Os dados mais recentes da ALEP (Associação de Alojamento Local em Portugal) desmentem que este seja um negócio dos chamados grandes investidores. Noventa por cento dos proprietários não ultrapassam a posse de três imóveis - é verdade que há quem tenha dezenas - e cerca de 70 por cento são os chamados pequenos investidores. Pessoas que já possuíam casas em Lisboa, algumas diminutas, outras que descobriram em bom tempo como adquirir imóveis a preços módicos, e que investiram alguns trocados, ou pediram pequenos empréstimos, para recuperarem esses imóveis e torná-los mais agradáveis e proporcionarem boas estadias a quem nos visita, provocando nessas pessoas a agradável sensação de que devem voltar ou recomendar o país aos amigos. Além da recuperação dos centros urbanos que ganham outra vida, estes alojamentos locais trazem pessoas aos comércios, criam emprego e receitas para a economia e são um complemento muito importante para os depauperados cofres de muitas famílias.

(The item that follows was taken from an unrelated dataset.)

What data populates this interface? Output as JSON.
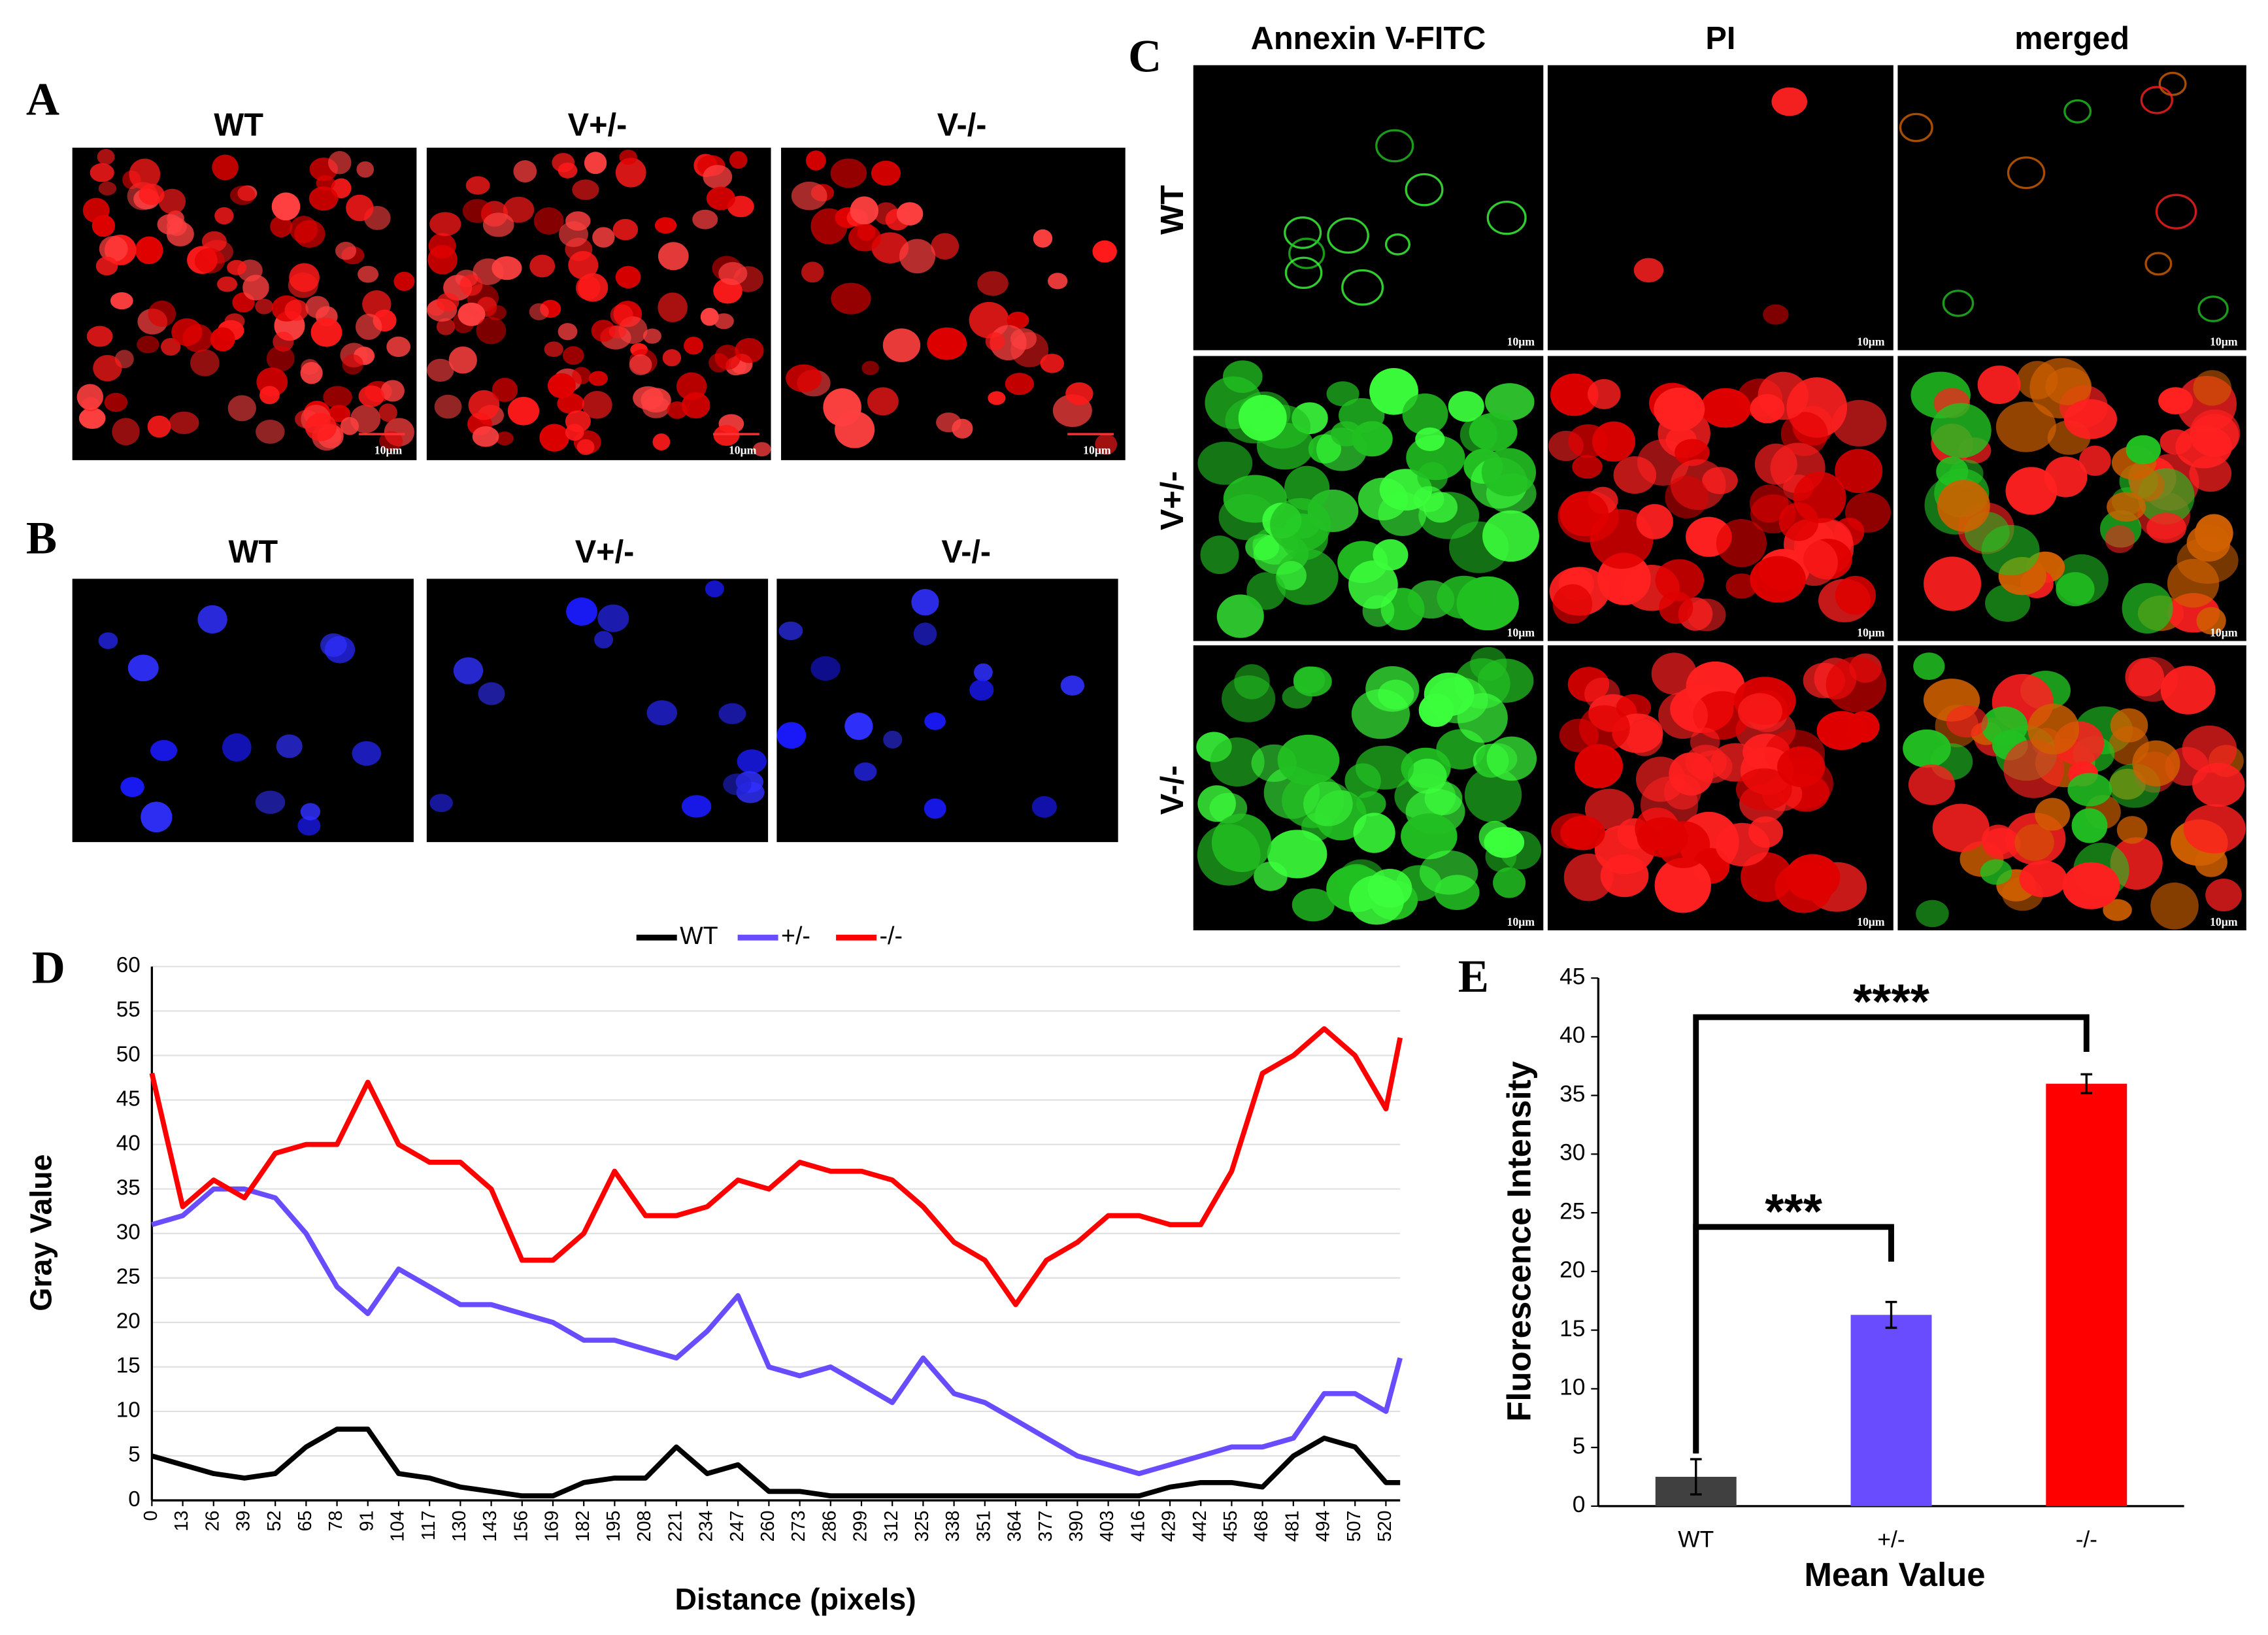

Ora, o que propôs o Bloco de Esquerda, com apoio do PS, ao grupo de trabalho das Políticas de Habitação, Crédito Imobiliário e Tributação do Património Imobiliário? Que quem tem vários imóveis para arrendar a turistas reserve uma parte para o chamado arrendamento de longa duração na mesma área urbana e em área a definir. Ou seja, que uma percentagem destas casas seja reservada aos locais, às pessoas que são naturais das cidades, que ou não encontram casas, ou quando as encontram não podem pagar as rendas elevadas que são cobradas.

A bondade da medida não se questiona, mas a eficácia será zero. Primeiro porque mesmo que existam mais casas para arrendar as rendas não vão baixar e o mercado de arrendamento nas zonas mais apetecíveis das grandes cidades será para os mesmos de sempre. As pessoas que podem pagar porque têm rendimentos mais elevados. Que na maior parte dos casos vão arranjar um esquema para alugar a casa a turistas. A fiscalização existente não consegue evitar estas situações. Depois porque os grandes proprietários, que como vimos são 10% dos investidores, vão encontrar esquemas para distribuir a posse dos imóveis por vários familiares e amigos, e lá se vai a eficácia da bondosa medida. Mais uma vez, a fiscalização existente não é eficaz para evitar estes casos e os mecanismos legais são facilmente contornáveis. Na pior das hipóteses, confrontados com dificuldades, os grandes proprietários vão deixar de investir e essas casas podem voltar a ser espaços degradados que em nada ajudam a economia nacional e a vida difícil das cidades turísticas, prejudicando os pequenos proprietários.

Sim, a falta de um mercado de arrendamento em Portugal é um problema e é urgente encontrar soluções. O incentivo às famílias mais jovens para ocuparem os locais abandonados das cidades é uma das melhores. Limitar o crescimento de alojamentos locais não só não resolve problema nenhum como poder fazer regredir uma das grandes conquistas urbanas dos últimos anos, a reabilitação.